In one case, Nelson had one group of prisoners show another the right way to deliver a beating so the injuries wouldn’t be so noticeable, prosecutors said.
Bronx District Attorney Robert Johnson said the motive was laziness: “It made their job easier.”
The abuse at Rikers’ Robert N. Devoren Center came to light after the Oct. 18 death of inmate Christopher Robinson – who refused to take part in “The Program.”
A hotline tip led to a probe into “predatory behavior,” said Department of Investigation Commissioner Rose Gill Hearn said.
The officers aren’t accused of ordering Robinson’s beating. Instead, McKie and Nelson are charged with enterprise corruption. Albright, a lesser player, is charged with conspiracy and assault. All three pleaded not guilty in Bronx Supreme Court.

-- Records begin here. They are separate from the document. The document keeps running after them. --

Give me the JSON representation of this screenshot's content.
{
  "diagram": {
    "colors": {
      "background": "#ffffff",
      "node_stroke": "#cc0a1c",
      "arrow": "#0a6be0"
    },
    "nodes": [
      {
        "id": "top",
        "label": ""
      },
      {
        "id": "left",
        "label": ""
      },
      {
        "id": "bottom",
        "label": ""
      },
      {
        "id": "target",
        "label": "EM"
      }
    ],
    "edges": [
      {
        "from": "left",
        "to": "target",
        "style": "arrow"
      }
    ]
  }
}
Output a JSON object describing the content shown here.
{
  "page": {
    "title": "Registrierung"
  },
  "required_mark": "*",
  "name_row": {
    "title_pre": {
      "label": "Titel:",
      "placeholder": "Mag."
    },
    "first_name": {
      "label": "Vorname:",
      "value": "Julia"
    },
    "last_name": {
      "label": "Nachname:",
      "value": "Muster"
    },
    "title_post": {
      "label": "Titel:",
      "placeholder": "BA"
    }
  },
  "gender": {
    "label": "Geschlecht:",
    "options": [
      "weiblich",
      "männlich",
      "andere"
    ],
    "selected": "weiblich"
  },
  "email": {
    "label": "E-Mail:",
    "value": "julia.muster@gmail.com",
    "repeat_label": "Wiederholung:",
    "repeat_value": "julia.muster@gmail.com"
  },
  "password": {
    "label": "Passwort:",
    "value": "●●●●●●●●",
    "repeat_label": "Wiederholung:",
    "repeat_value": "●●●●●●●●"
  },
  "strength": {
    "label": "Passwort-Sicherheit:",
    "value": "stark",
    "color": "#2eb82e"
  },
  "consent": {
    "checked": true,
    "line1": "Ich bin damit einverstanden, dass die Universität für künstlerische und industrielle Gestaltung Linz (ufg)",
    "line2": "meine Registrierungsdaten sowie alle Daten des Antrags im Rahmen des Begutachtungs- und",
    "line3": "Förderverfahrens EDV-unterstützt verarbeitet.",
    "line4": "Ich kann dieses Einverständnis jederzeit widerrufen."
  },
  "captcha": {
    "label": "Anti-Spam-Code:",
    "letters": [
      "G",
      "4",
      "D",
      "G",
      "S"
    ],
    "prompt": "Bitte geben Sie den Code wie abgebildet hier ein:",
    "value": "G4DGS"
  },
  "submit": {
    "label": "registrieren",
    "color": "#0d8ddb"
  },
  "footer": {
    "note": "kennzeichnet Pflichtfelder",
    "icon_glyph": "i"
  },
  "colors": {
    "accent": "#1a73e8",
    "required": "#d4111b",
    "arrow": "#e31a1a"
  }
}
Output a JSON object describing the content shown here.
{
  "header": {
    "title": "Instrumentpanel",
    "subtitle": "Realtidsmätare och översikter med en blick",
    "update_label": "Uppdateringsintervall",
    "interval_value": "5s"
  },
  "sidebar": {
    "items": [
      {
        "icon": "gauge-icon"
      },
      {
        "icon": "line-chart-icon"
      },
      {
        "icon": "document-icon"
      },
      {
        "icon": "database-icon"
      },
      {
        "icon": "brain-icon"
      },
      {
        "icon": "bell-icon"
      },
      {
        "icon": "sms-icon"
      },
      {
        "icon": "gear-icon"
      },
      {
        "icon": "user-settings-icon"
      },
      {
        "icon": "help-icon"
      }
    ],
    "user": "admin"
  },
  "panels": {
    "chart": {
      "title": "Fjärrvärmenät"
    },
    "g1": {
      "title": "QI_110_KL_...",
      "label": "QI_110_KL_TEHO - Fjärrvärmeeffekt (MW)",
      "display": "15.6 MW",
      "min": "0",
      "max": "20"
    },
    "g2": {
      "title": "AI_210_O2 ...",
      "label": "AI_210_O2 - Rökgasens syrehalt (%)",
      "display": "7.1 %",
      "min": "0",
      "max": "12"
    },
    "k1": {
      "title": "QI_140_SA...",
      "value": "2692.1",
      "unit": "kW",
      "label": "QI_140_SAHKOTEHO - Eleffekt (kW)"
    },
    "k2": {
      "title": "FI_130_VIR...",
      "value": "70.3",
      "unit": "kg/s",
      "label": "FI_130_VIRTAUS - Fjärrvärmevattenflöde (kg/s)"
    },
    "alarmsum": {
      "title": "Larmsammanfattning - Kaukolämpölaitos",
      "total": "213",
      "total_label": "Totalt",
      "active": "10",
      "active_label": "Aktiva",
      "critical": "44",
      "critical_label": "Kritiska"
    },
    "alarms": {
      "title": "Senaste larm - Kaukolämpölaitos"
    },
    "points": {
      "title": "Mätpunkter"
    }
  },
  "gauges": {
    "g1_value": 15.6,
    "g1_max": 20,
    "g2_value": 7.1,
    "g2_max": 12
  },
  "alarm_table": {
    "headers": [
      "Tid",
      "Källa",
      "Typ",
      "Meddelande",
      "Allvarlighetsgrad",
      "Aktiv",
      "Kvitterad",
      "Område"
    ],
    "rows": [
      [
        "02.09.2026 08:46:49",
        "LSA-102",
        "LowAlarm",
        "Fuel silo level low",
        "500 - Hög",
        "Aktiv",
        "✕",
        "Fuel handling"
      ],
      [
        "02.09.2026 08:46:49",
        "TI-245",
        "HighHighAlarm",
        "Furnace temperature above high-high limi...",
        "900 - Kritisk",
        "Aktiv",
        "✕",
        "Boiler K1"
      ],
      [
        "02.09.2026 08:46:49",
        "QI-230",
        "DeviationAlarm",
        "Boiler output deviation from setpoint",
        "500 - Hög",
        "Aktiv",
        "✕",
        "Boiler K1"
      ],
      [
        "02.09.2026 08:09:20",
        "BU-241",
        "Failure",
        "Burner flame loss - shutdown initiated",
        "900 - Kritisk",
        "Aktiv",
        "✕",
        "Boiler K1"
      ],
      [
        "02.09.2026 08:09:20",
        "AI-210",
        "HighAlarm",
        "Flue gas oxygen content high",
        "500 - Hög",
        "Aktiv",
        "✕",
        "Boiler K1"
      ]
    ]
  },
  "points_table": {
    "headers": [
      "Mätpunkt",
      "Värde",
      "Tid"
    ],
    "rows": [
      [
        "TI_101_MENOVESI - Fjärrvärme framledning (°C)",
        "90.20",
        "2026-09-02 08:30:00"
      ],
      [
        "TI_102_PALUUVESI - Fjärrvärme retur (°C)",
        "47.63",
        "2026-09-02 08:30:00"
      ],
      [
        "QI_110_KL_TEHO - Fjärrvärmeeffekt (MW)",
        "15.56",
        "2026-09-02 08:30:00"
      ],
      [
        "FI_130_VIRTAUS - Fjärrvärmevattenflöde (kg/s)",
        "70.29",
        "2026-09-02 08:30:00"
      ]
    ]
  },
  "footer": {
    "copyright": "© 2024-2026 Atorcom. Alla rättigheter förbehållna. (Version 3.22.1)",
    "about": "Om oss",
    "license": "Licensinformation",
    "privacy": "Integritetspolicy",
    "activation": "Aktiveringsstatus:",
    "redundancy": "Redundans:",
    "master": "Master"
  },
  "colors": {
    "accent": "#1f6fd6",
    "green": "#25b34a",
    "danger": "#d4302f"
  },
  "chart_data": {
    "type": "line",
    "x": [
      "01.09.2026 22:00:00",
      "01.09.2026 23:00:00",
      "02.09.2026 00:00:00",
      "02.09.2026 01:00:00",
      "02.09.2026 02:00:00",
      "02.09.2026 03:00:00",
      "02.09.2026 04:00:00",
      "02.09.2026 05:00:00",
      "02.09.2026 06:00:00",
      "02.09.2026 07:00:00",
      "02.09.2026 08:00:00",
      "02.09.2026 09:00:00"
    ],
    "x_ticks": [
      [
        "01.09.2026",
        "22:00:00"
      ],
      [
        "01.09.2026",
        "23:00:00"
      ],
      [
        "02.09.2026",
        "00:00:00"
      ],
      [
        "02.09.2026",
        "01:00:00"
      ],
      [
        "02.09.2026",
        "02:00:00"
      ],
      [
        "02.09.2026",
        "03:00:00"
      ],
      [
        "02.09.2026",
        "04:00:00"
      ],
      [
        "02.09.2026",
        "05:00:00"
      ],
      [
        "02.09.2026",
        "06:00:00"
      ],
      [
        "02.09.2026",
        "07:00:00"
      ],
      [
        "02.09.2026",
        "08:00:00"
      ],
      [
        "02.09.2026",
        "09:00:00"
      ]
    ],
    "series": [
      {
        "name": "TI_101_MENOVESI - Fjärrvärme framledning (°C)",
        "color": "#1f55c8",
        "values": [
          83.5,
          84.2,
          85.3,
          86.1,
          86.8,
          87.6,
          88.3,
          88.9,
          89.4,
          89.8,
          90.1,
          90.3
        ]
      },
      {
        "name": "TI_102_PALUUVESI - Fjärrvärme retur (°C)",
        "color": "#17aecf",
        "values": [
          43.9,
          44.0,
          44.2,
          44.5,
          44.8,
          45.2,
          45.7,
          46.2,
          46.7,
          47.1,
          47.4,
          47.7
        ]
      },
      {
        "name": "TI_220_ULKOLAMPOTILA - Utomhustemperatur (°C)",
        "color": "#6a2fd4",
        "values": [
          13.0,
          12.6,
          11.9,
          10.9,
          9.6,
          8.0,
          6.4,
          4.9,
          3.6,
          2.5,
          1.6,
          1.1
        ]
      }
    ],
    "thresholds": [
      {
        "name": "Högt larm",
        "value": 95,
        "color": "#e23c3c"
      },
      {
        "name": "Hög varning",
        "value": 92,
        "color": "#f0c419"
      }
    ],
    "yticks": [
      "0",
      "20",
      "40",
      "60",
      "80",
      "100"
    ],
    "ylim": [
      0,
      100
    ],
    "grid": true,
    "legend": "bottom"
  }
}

McKie and Albright’s lawyer, Joe Jackson, called the 58-count indictment a “web of lies” spun by criminals. McKie’s mother, Carolyn, said the charges were “nothing but wickedness and lies.” Nelson’s lawyer, Renee Hill, said he “vehemently denies these charges.”
McKie and Nelson were held in lieu of $200,000 bail, while the judge set Albright’s bail at $50,000 – which the correction officers union said was “appalling.” All three officers were being held in the Westchester County Jail.
A dozen inmates also were charged, including three accused of manslaughter in Robinson’s death: Anquant Bryant, 18, of the Bronx; Joseph Hutchinson, 18, of Manhattan, and Shaddon Beswick, 18, of the Bronx.
Correction Commissioner Martin Horn said the allegations “broke my heart.”
“If the behavior alleged today is proven, these officers have stained … the good name of the 9,000-plus men and women who work in our jails every day,” Horn said.
Horn said the suspects weren’t caught sooner because they went to great lengths to conceal “The Program,” including lying in reports and signals to alert one another and inmates to supervisors.
Officials said there was no link between McKie and Lloyd Nicholson, a correction officer arrested in February for a similar scheme, also dubbed “The Program.”
Outside court, Robinson’s mother, Charnel, cried as she applauded the arrests.
“I feel like I’m one step closer to getting justice today,” she said, flanked by her lawyer, Sanford Rubenstein, who has sued the city.